The cartel claims were first raised by Suyanto, the chairman of the Indonesian Tempeh and Tofu Cooperative (Kopti).
“There are four big companies and they set the price,” he said last week, adding that he thought the companies manipulated prices unfairly, though he admitted it would be difficult to prove.
He declined to name the companies, but he collectively termed them a “cartel.”
Cargill Indonesia, one of the main soybean importers in Indonesia, dismissed Suyanto’s accusations.
“Cargill does not go into price discussions or agreements with other importers and traders,” Jean-Louis Guillou, Cargill’s country representative for Indonesia, told the Jakarta Globe in an e-mail. “We fully abide by Indonesian law and this includes not artificially influencing import prices.
“Cargill shares the concerns about increasing commodity prices impacting local Indonesian consumers.”
The soybean debate has also prompted the government to temporarily ease the import duty for the commodity from 5 percent to zero.
However, legislators say the plan is a stop-gap measure and argue that a longer-term food security policy is needed.

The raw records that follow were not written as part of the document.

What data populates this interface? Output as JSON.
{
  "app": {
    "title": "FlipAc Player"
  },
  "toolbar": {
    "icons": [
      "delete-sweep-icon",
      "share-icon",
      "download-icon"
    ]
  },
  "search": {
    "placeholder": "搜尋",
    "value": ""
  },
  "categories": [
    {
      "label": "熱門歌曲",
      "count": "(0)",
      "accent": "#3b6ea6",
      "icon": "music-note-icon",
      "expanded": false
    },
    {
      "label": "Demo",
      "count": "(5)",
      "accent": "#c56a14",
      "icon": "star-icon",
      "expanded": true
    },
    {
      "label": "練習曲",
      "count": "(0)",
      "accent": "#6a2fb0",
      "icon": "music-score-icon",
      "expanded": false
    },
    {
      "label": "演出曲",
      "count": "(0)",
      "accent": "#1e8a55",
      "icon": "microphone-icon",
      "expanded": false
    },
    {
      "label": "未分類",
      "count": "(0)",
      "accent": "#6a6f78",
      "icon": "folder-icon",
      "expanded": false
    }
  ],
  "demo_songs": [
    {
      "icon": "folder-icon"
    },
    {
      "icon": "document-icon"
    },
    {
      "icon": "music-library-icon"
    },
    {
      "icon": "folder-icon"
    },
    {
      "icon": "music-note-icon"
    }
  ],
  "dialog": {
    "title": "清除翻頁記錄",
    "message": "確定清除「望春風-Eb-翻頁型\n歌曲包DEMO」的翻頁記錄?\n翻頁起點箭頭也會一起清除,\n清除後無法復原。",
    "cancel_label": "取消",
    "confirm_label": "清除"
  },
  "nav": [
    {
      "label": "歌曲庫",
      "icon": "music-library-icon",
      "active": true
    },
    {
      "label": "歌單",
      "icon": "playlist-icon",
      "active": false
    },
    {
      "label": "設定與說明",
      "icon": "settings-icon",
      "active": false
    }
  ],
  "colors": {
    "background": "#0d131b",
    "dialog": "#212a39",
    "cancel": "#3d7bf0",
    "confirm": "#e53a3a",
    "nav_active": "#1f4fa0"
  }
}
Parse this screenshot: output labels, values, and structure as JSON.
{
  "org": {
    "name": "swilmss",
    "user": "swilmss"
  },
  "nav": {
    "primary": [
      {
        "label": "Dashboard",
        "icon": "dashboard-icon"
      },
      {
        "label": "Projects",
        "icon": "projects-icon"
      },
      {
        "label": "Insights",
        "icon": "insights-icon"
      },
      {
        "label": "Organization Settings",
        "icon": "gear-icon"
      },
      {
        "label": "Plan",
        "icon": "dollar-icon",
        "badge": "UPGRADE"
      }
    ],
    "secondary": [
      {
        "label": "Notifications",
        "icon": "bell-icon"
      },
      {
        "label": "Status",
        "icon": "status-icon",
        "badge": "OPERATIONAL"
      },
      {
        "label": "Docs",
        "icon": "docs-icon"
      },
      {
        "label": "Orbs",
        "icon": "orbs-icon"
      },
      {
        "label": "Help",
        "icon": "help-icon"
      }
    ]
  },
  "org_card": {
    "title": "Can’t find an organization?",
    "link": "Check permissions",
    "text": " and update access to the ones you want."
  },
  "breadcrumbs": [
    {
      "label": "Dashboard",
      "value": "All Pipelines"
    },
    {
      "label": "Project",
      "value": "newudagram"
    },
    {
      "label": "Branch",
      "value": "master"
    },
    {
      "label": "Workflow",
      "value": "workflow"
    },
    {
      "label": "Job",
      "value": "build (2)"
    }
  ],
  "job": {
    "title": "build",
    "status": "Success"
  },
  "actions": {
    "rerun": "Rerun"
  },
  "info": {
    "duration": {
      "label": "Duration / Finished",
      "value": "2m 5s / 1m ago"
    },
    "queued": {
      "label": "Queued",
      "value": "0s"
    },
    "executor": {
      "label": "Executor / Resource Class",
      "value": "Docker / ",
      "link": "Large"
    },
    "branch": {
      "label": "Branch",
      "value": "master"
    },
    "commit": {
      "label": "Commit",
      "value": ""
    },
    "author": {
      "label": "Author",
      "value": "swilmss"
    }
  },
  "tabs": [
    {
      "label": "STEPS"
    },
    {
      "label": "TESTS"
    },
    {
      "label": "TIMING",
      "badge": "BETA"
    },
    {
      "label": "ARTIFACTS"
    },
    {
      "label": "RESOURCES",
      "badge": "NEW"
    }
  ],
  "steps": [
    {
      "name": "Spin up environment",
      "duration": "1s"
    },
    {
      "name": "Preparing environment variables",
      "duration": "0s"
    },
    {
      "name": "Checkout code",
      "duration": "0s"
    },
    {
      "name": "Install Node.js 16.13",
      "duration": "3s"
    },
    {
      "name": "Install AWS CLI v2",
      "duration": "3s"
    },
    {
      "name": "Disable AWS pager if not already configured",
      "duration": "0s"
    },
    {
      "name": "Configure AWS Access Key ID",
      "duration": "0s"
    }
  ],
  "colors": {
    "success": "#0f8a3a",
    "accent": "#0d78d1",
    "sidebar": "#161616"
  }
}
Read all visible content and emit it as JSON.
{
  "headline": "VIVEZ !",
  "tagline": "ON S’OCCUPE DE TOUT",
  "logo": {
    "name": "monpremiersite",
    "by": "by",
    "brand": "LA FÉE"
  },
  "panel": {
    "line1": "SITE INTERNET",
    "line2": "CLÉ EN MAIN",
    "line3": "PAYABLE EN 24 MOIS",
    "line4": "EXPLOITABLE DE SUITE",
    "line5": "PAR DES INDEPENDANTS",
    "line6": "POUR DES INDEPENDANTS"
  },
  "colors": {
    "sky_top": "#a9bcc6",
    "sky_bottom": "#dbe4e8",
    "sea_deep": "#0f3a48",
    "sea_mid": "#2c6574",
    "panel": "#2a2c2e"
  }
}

Siswono Yudohusodo, a former agriculture minister and member of House Commission IV, which oversees agricultural affairs, said the government should use the high prices to stimulate local production of the crop.
“We should never again use the old paradigm of pushing down the import duty in the event of a price increase,” he said. “That will only keep us dependent on imports.”
Siswono said Indonesia currently has just 600,000 hectares of soybean plantations, down from 1.6 million hectares in 1988, and needs policies to revive production.
Firman Subagio, deputy chairman of House Commission IV, agreed that easing the duty tax would be counterproductive to efforts to boost food security.
He also said that if the import duty remained at zero percent until December, Indonesia could lose Rp 400 billion ($42 million).
“The only ones who benefit are the importers, because the stock they’re bringing in was bought at old prices,” Firman said.